Papers from the Turkish intelligence service, leaked in 2000, suggest that BP and MI6 discussed supplying weapons for the 1993 coup in which the first democratically elected president of Azerbaijan was overthrown by Aliyev, because the ex-KGB chief was more open to dealing with the company.
While BP conceded it did discuss providing arms for the coup, it denies going ahead with the plan.
A second consideration for Western officials was the territorial dispute over the mountainous Nagorno-Karabakh region, which sits between the country and (also newly independent) Armenia.
The overwhelming majority of people there identify as and speak Armenian, but it had (for reasons historians still debate) been placed under Azerbaijani administration first by the British when they occupied the area at the end of WWI, and then again by the Soviets after both countries were subsumed into the USSR in 1920.
Longstanding demands among the people of Karabakh to be reunited with Armenia had started to gain momentum in 1988, when a referendum to join Armenia passed overwhelmingly (followed, later, by growing support for independence). This tension erupted into full scale fighting in 1992.
An Azerbaijan policeman at a road block on the route to Nagorno-Karabakh, April 1993. (Photo: Chuck Nacke / Alamy)
‘Heavily involved’
Five recently released files from 1994 – the year Azerbaijan finally signed the BP deal – provide new information about how closely the government worked with BP to get the deal.
The first two files concern an official visit by Aliyev to London in February 1994 and a return visit by the energy minister Tim Eggar that May. The files show the extraordinary extent to which Foreign Office decisions were subsumed by the interests of the oil giant.
One cable between officials reassures its reader that BP was “heavily involved in the programme” for Aliyev’s visit, and were expected to be “closely involved in any entertainment hosted by the parliamentary group [of MPs meeting Aliyev].”
Details of the visits, up to and including their dates, were co-ordinated with BP in order to try to ensure maximum effect for the company.
One major concern facing BP at the time was that the oil fields they wanted to pump were located towards the middle of the Caspian Sea, whose borders had yet to be agreed – clearly a fraught international issue for the five coastal states.
A briefing paper written before Eggar’s visit says that “in the event of a dispute, BP may run the risk that Azerbaijani jurisdiction over the fields might not be upheld,” meaning that “BP could stand to lose some of their investment”.
The memo concludes that British commentary on the matter should be “carefully co-ordinated” with BP. The Caspian’s sea borders weren’t agreed until 2018, and tensions between Iran and Azerbaijan continue.
‘Much for Britain to gain commercially’
The files are also explicit that civil servants believed Aliyev was using the oil deal as leverage to try and secure British support for Azerbaijan’s position on Nagorno-Karabakh.
By then, the disputed region was under the control of its local population and their Armenian allies after a major defeat for Azerbaijan in autumn 1993, shortly after Aliyev took power.

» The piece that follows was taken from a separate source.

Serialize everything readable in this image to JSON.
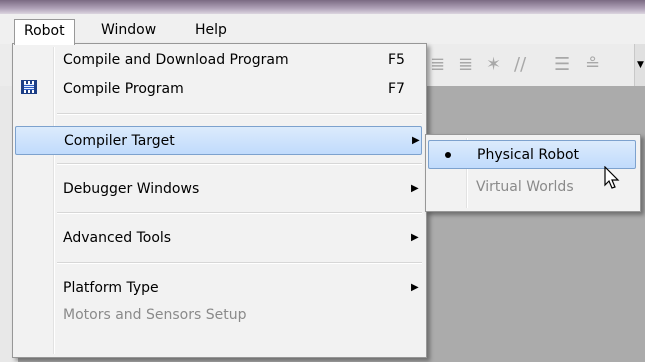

As one memo put it, “political support over Nagorno-Karabach is top of the Azeri agenda. There are signs that Aliyev is now ready to support an oil deal with a BP led consortium. There is thereby much for Britain to gain commercially.”
Throughout the papers, Foreign Office officials are clear that they intend to maintain neutrality on Nagorno-Karabakh – indeed, Britain had hosted Armenia’s president only weeks before Aliyev’s visit.
As one memo says, “We have been trying hard to discourage Azerbaijanis from making linkages between the conclusion of the BP deal and a political settlement in Nagorno-Karabach. Such linkages would be most unlikely to benefit BP.”
In one letter from BP’s chief lobbyist to a senior civil servant reflecting on Aliyev’s visit and discussing further leverage which can be used to encourage Azerbaijan to accept BP’s offer, the company suggests offering “further help in the CSCE and UN” – on condition that the deal is signed.”
In an internal memo about the BP note, another civil servant responds that he is “astonished by [BP’s] suggestion that UK support for the peace process in Nagorno-Karabakh be made dependent on progress in the oil negotiations. We have been round this course many times before.”
National security
Despite these clear denials, the position the Foreign Office claimed as ‘neutrality’ is seen by many experts as ultimately one which supports the Azerbaijani line – accepting Baku’s sovereignty over the region, while supporting autonomy and cultural rights for Armenians who live there.
And it seems that, in reality, British support for Azerbaijan went significantly further than the stated position.
The final of the five files reveals that, almost immediately after the Azerbaijanis had signed their deal with the BP-led consortium in September 1994, two colonels from Azerbaijan’s Ministry of National Security were sent – seemingly at the Foreign Office’s expense – on a metropolitan police course described variously as “bomb detection” and “counterterrorism”.
The primary threat from bombs, or ‘terrorists’ in Azerbaijan at the time came from Armenians seeking self-determination for Nagorno-Karabakh, the dispute in which Britain was officially neutral.
The file then goes on to show a menu of other potential courses that Azerbaijani officers could be offered. Whether these were taken up isn’t recorded, as the exchange hits the end of 2024, and the 30 year transparency rule runs out – for now.
‘Troubling entanglement’
Commenting on the papers, Tatev Hovhannisyan, an Armenian journalist, said, “The 1994 files suggest that Britain’s claim of neutrality in the Nagorno-Karabakh conflict was, at best, inconsistent.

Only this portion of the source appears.